Não fique triste, não.
As nuvens continuam
e todos os risos também
em seu ir e vir aos céus.
E a vida nos enche e seca,
todos os dias, amar, amar
porque,
para quem quer viver vida,
para estar à altura da vida,
é preciso estar à altura da morte.

Anônimo disse...

Ai,ai,ai... só de imaginar que o Garrafus vai fechar. Peraí, vai fechar não né, Sama? Tu que vai vender tua parte, né? Explica isso! Se for assim,por isso memso que dá uma dorzinha no coração. Como ficam todos os aniversários que planejei para meus próximos anos de vida? Onde irei encontrar os amigos qdo chegar de Arcoverde louca pra matar as saudades? Lembro, perfeitamente qdo inaugurou. Foi no dia 09 de janeiro de 2004. Cheguei de vestido longo, cabelos escovados, assim como Maxandra, Michelle e Douglas (q nao estava de cabelo escovado,claro, mas tava lá como sempre). A produção não era pra ocasião. Vínhamos do casamento de Jú, grande amizade encontrada na faculdade de jornalismo e aproximada por vc (tudo por causa da bendita reportagem sobre o Manicomio Judiciario de Pernambuco, posteriormente, tema também de nosso projeto experimental...) Duas pessoas que mereciam nossa consideração naquela noite especial. Depois dessa, qtas noites já chorei atolada na fossa por lá pelo Garrafus?

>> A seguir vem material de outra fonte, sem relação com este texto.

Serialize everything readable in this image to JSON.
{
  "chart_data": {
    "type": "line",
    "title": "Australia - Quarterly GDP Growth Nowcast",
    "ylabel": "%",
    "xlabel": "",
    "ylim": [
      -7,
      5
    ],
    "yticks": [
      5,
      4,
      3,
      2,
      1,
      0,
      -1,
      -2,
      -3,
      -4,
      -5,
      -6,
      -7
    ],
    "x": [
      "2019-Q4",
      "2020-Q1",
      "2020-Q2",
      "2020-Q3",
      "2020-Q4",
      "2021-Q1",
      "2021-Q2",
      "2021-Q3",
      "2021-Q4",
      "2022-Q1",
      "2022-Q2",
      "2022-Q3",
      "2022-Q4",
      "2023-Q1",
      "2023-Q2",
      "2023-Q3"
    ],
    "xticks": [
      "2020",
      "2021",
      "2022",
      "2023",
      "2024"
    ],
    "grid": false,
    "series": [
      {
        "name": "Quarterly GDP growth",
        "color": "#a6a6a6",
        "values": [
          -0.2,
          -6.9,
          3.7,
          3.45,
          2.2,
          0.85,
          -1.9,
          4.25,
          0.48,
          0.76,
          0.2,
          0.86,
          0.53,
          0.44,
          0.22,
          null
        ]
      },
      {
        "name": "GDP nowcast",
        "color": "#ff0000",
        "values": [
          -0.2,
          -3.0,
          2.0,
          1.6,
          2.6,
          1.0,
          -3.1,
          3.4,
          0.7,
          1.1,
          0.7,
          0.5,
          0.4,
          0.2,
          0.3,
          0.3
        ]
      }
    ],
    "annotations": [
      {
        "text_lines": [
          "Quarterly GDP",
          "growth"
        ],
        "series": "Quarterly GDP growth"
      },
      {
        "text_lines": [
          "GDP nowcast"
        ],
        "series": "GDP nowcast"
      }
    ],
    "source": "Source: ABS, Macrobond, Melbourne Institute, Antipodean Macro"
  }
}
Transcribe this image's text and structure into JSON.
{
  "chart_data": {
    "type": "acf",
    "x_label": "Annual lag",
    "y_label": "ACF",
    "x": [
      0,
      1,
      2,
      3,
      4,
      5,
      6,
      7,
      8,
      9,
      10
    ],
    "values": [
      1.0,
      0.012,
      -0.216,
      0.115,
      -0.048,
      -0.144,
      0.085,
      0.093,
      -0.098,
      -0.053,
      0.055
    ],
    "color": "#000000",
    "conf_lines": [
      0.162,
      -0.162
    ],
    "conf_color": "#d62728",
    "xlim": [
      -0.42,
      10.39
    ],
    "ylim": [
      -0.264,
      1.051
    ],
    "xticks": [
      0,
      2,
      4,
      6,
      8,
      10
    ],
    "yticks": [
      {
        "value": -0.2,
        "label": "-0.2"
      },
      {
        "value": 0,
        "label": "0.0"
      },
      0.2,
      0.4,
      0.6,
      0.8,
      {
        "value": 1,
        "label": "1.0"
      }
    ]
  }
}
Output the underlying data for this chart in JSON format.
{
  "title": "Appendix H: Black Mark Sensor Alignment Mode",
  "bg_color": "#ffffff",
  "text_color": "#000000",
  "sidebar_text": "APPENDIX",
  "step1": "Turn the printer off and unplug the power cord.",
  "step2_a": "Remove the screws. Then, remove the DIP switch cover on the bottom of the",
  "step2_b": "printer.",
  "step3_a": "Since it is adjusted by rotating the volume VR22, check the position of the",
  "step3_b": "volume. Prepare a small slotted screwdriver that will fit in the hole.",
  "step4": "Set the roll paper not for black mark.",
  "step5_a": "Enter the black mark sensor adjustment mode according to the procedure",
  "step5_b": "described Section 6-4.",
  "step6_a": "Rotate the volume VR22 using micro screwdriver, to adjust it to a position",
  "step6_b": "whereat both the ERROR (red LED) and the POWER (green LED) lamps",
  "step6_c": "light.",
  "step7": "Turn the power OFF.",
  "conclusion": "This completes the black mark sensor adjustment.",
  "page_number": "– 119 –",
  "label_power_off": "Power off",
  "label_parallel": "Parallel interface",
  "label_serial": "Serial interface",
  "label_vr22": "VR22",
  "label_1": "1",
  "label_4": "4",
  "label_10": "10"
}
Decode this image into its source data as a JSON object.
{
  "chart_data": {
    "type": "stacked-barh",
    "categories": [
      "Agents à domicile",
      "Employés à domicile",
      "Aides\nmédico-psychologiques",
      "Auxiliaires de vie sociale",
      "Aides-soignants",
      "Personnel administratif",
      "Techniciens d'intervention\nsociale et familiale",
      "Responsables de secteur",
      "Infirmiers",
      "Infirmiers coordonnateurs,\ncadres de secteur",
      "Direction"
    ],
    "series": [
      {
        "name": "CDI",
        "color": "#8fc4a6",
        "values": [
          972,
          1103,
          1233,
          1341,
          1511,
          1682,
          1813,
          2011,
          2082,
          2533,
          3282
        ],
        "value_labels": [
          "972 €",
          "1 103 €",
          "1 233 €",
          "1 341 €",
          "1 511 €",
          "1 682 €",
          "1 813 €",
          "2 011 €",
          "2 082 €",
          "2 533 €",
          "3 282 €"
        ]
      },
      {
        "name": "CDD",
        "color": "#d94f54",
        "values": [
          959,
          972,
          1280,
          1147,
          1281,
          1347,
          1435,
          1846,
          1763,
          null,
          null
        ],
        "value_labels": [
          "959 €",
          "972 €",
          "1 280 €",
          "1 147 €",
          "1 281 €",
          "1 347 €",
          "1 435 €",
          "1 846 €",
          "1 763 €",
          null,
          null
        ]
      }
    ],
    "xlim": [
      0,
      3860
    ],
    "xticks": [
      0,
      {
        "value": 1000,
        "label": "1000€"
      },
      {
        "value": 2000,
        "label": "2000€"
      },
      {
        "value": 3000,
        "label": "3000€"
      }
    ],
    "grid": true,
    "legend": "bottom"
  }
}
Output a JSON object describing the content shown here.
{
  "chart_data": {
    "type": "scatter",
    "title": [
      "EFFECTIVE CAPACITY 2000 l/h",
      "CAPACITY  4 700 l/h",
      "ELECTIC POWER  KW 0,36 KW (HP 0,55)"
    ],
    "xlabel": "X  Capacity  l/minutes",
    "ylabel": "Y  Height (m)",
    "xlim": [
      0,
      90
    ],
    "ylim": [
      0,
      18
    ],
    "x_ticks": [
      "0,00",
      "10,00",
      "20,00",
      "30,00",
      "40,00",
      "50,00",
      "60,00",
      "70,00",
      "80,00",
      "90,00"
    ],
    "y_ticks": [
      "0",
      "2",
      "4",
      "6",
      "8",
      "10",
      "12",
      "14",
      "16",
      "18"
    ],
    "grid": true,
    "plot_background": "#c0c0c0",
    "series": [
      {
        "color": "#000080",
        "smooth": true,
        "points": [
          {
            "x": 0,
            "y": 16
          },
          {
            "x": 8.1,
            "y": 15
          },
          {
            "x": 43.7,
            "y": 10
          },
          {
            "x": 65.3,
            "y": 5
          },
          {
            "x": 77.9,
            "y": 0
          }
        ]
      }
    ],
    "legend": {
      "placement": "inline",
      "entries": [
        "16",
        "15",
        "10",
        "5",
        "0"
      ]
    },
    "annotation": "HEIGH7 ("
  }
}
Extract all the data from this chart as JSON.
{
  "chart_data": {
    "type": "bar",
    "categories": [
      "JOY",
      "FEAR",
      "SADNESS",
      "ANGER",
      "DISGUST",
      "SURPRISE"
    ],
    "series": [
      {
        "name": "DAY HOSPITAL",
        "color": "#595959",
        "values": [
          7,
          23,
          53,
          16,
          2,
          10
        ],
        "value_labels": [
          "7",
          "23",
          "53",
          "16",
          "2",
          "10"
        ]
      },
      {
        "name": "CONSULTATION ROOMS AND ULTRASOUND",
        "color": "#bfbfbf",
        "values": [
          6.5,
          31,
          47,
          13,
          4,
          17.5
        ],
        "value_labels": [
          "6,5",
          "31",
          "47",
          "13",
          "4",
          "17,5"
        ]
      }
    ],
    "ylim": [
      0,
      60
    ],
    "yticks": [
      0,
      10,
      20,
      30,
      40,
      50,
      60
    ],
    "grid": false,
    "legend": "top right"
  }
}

Ainda bem que as alegrias foram maiores, senão ficaria difícil de suportar o lugar. Sei não,sei não... sei que gostava de estar ali, principalmente, para ver se conseguiria te ver por um tempinho. O bom mesmo sempre foi me sentir em casa. Sempre bem atendida por Pereeeeira, Cézar e o rubro negro, o antigo Fernandao. Claro, que não se pode contar com aqueles tempos de ferveção dos boyzinhos loucos por um lugar diferente na cidade, um verdadeiro inferno.
Muita gente já me falou, q to fazendo drama por causa de um bar, q isso não existe, mas não é não. Foi mal,amigo, mas não poderia fingir que nada está acontecendo com sua saída do Garrafus.
Ó, deixando meu egoísmo de lado, é ótimo saber, que teremos vc de volta de verdade para nosso convívio, do lado de cá do balcão. De certa forma será melhor, de certa forma sim, pq vc terá q achar um lugar bem bonzinho para nos encontrarmos e tomarmos uma cervejinha (quero nem saber), colocarmos o papo em dia, que eu me sinta em casa, além de que, eu possa fazer meus aniversários, contando q não seja seu Vital. Olhe, nada contra o excelentíssimo anfitrião do Poço da Panela, mas acho q ele nao agüentaria tanta freguesia assim.
Agora, vc poderá nos visitar em Arcoverde, prometo que não o levaremos para fazer Rapel, evitaremos q acompanhe mais um vexame de Giba, que já prometeu voltar e fazer os malabarismos nas alturas do Catimbau. Poderemos visitar outras paisagens do sertão, como nosso sítio. Eita, vc iria adorar uma figuraça q tem lá, Seu Migué,nosso caseiro.
Enfim qq outra coisa q quisermos fazer juntos e não tenha o bar no meio pra atrapalhar. Essa enrrolação (existe essa palavra? Hehehe) toda, era só pra dizer, que o Garrafus teve uma representação sentimental muito grande na minha vida, mas que vc juntinho de nós tem muito mais.
beijo grande no coração
Te

Anônimo disse...

Falar de amor é coisa pra Poeta mesmo...
E vc já é um especialista nesse assunto, viu?
Grande beijo pra vc.
Ah! O Gustavo lá em cima me parece um especialista tb.
Parabéns pra vcs! Continuem assim.

Anônimo disse...

muitissimo obrigada, meu querido.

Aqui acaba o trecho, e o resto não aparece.